The billionaire Mercer family, which also backed Trump as well as controversial tech ventures like Cambridge Analytica, Breitbart and Parler, joined Thiel in financially supporting Vance's run. Vance has advised co-founder Rebekah Mercer on issues regarding Parler, which was used by many of the Capitol rioters, according to BuzzFeed News.
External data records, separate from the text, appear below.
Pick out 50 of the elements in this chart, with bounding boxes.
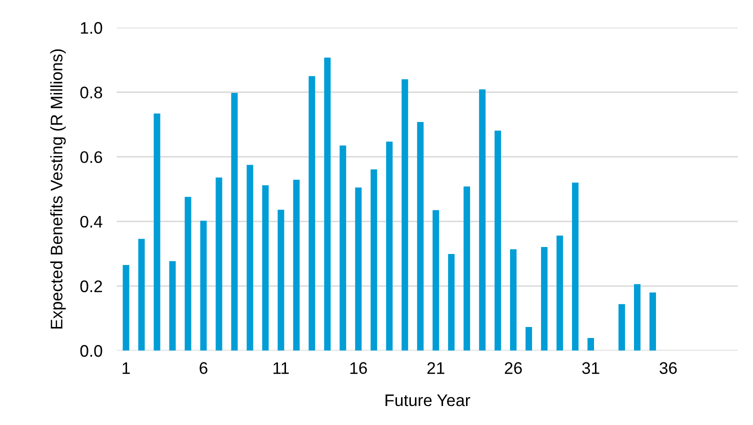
y-tick-label: 0.2 (80, 280, 102, 292)
bar (278, 210, 284, 351)
x-tick-label: 16 (350, 362, 367, 374)
bar (184, 196, 192, 351)
bar (402, 79, 408, 351)
bar (246, 164, 254, 351)
bar (216, 177, 222, 351)
y-axis-title: Expected Benefits Vesting (R Millions) (50, 49, 66, 329)
bar (417, 122, 424, 351)
bar (231, 92, 238, 351)
bar (510, 249, 517, 351)
bar (572, 182, 579, 351)
x-tick-label: 21 (427, 362, 444, 374)
bar (324, 58, 331, 351)
x-tick-label: 6 (200, 362, 208, 374)
bar (541, 246, 548, 351)
y-tick-label: 0.6 (80, 151, 102, 164)
x-axis-title: Future Year (386, 394, 470, 406)
y-tick-label: 0.0 (80, 345, 102, 357)
bar (618, 304, 626, 351)
bar (154, 114, 160, 351)
x-tick-label: 31 (582, 362, 600, 374)
x-tick-label: 26 (504, 362, 522, 374)
bar (340, 146, 346, 351)
bar (588, 338, 594, 351)
bar (355, 188, 362, 351)
bar (200, 220, 207, 351)
bar (293, 180, 300, 351)
y-tick-label: 0.8 (80, 86, 102, 98)
y-tick-label: 1.0 (80, 22, 102, 34)
bar (308, 76, 316, 351)
bar (634, 284, 640, 351)
bar (464, 186, 470, 351)
bar (479, 89, 486, 351)
bar (122, 265, 130, 351)
bar (494, 130, 502, 351)
bar (649, 292, 656, 351)
x-tick-label: 36 (660, 362, 677, 374)
bar (370, 169, 378, 351)
bar (138, 238, 145, 351)
bar (448, 254, 455, 351)
bar (262, 185, 269, 351)
bar (169, 261, 176, 351)
y-tick-label: 0.4 (80, 216, 102, 228)
x-tick-label: 1 (122, 362, 130, 374)
bar (526, 327, 532, 351)
bar (556, 236, 564, 351)
x-tick-label: 11 (274, 362, 289, 374)
bar (432, 210, 440, 351)
bar (386, 142, 393, 351)
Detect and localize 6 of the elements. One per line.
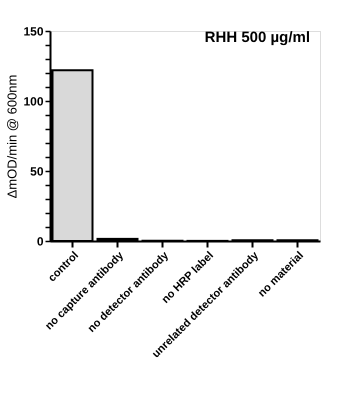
y-tick-label: 100 <box>23 94 44 108</box>
y-tick-label: 150 <box>23 24 44 38</box>
y-tick-label: 0 <box>36 234 44 248</box>
y-axis-title: ΔmOD/min @ 600nm <box>4 74 20 198</box>
chart-title: RHH 500 µg/ml <box>204 29 310 46</box>
y-tick-label: 50 <box>30 164 44 178</box>
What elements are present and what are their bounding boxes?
The embattled social network also sought funding from Vance's venture capital firm.
Thiel also chaperoned Vance's trip to Mar-a-Lago as the author-turned-culture-warrior apparently tries to throw his past criticism of Trump down the memory hole before jumping into a race in which Republican candidates are already trying to out-Trump one another.
Vance in 2016 and 2017 described himself as "never Trump" and "not a Trump guy" and called the former president an "idiot," though all those tweets have since been removed, according to the Washington Examiner.
With his newfound political aspirations, however, Vance has embraced Trump's policies and now echoes his rhetoric on globalism, along with attacking corporations that have opposed new Republican voting restrictions prompted by Trump's election lies.
Vance has already been targeted by anonymous attacks from the right for opposing Trump while drawing allegations of hypocrisy for courting the same Big Tech moguls he now constantly criticizes.
"The biggest financial backer of this performative populist fraud is a billionaire member of the Facebook board," Dan Pfeiffer, a former adviser to Barack Obama, said in response to Vance's posturing as an anti-corporate crusader.
"In fact, there is no political candidate more beholden to corporate money and the economic elite than JD Vance," argued Judd Legum, a journalist at Popular Information who tracks corporate influence in politics. "It's all a scam, laundering right-wing politics through a phony everyman frame."